Monday, Nov. 01, 1943
MacCool's the Name
Who in the name of Abner Doubleday is Finn MacCool? Perhaps a first baseman Branch Rickey spotted in. Nellies Apron, Ark.? What's his batting average?
When lean, soft-spoken Arthur Daley made an offhand reference to MacCool in his New York Times sports column, readers scurried to the record books. They found Finn's name nowhere, and wrote indignantly to Daley, to say so. Last week, Daley wrote a column about the greatest fielder and base runner of his time.
Finn MacCool was first & foremost a fighter (he killed Aillin, a goblin who was annoying Ireland) but he also took a little exercise for fun. He could outrun a hare or stag, and he could wing a wild duck with the first stone from his sling. He could jump the width of Ireland (115 miles) in three "leps." Finn once licked two hurling teams singlehanded. They ganged up on him (as hurling players still do) but he killed seven and chased the rest away. Next day he found them swimming. They dared him to come in. Finn drowned them all.
MacCool could also hit.
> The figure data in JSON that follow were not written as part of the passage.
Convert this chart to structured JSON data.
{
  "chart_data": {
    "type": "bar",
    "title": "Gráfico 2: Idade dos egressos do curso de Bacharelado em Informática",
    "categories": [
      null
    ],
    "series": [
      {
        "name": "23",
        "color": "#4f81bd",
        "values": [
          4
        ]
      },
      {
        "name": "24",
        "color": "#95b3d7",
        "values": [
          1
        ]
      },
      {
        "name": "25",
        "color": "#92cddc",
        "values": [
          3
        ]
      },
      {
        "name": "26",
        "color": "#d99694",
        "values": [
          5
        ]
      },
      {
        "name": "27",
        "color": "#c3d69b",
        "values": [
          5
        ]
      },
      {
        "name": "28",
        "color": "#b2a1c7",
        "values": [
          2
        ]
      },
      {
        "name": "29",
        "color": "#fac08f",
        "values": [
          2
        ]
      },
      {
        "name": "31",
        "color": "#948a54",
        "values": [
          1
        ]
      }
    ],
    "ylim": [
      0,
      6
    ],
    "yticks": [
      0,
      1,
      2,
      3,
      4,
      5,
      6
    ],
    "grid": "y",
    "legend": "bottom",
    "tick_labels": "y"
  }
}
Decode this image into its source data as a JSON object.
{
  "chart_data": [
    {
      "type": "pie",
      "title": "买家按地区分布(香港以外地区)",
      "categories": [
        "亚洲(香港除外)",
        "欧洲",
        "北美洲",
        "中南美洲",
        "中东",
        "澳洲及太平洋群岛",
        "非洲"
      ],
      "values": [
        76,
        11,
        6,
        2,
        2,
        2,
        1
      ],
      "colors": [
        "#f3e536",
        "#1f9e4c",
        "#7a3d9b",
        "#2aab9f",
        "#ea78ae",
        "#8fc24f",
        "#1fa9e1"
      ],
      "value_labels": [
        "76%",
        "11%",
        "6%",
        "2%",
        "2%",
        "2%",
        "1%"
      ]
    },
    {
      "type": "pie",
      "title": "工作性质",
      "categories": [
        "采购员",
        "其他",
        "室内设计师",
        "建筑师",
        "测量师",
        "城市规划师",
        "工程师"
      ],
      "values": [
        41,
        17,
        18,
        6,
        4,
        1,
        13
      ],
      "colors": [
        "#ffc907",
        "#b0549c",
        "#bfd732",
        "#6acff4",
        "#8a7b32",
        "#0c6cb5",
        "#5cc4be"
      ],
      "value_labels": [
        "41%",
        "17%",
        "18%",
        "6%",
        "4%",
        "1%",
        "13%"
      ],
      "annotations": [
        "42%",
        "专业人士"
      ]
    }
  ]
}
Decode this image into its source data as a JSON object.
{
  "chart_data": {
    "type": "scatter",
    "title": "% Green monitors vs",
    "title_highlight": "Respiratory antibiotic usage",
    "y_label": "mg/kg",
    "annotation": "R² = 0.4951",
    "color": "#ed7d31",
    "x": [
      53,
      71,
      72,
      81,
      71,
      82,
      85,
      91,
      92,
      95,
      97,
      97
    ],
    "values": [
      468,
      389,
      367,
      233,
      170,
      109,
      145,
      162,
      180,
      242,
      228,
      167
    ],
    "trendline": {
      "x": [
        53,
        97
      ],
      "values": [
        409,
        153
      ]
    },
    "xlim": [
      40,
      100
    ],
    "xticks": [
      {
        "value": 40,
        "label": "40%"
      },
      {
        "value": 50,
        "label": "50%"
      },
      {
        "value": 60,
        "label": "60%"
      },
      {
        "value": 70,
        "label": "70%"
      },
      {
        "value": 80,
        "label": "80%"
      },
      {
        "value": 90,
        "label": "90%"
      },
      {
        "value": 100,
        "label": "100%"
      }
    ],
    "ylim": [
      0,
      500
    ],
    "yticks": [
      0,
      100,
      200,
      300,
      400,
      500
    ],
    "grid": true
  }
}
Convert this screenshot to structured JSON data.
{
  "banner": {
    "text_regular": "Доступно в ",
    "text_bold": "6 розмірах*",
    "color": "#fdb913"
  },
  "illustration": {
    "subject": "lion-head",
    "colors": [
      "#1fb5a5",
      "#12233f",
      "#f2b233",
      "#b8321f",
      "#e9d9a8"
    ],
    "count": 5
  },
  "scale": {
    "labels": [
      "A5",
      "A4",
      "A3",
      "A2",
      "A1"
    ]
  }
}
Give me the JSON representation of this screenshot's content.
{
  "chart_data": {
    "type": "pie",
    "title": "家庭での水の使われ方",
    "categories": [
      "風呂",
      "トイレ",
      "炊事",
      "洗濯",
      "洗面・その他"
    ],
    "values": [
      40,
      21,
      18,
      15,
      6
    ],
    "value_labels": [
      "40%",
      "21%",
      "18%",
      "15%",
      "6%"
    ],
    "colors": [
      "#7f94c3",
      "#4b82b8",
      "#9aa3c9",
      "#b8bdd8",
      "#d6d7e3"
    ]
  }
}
To qualify for the Fianna, a band of soldiers in the service of Cormac Mac Art, Ireland's illustrious Third-Century king, he was buried to the knees as a target for nine warriors. With a shield and hazel stick, Finn knocked their spears aside.
Daley once admired Con the Greyhound for giving the wind a head start and then beating it, and Shaun the Bullock, who could hold himself out at arm's length. But Finn was faster than one, stronger and defter than the other. Concluded Daley: "Bad cess to those who doubt him."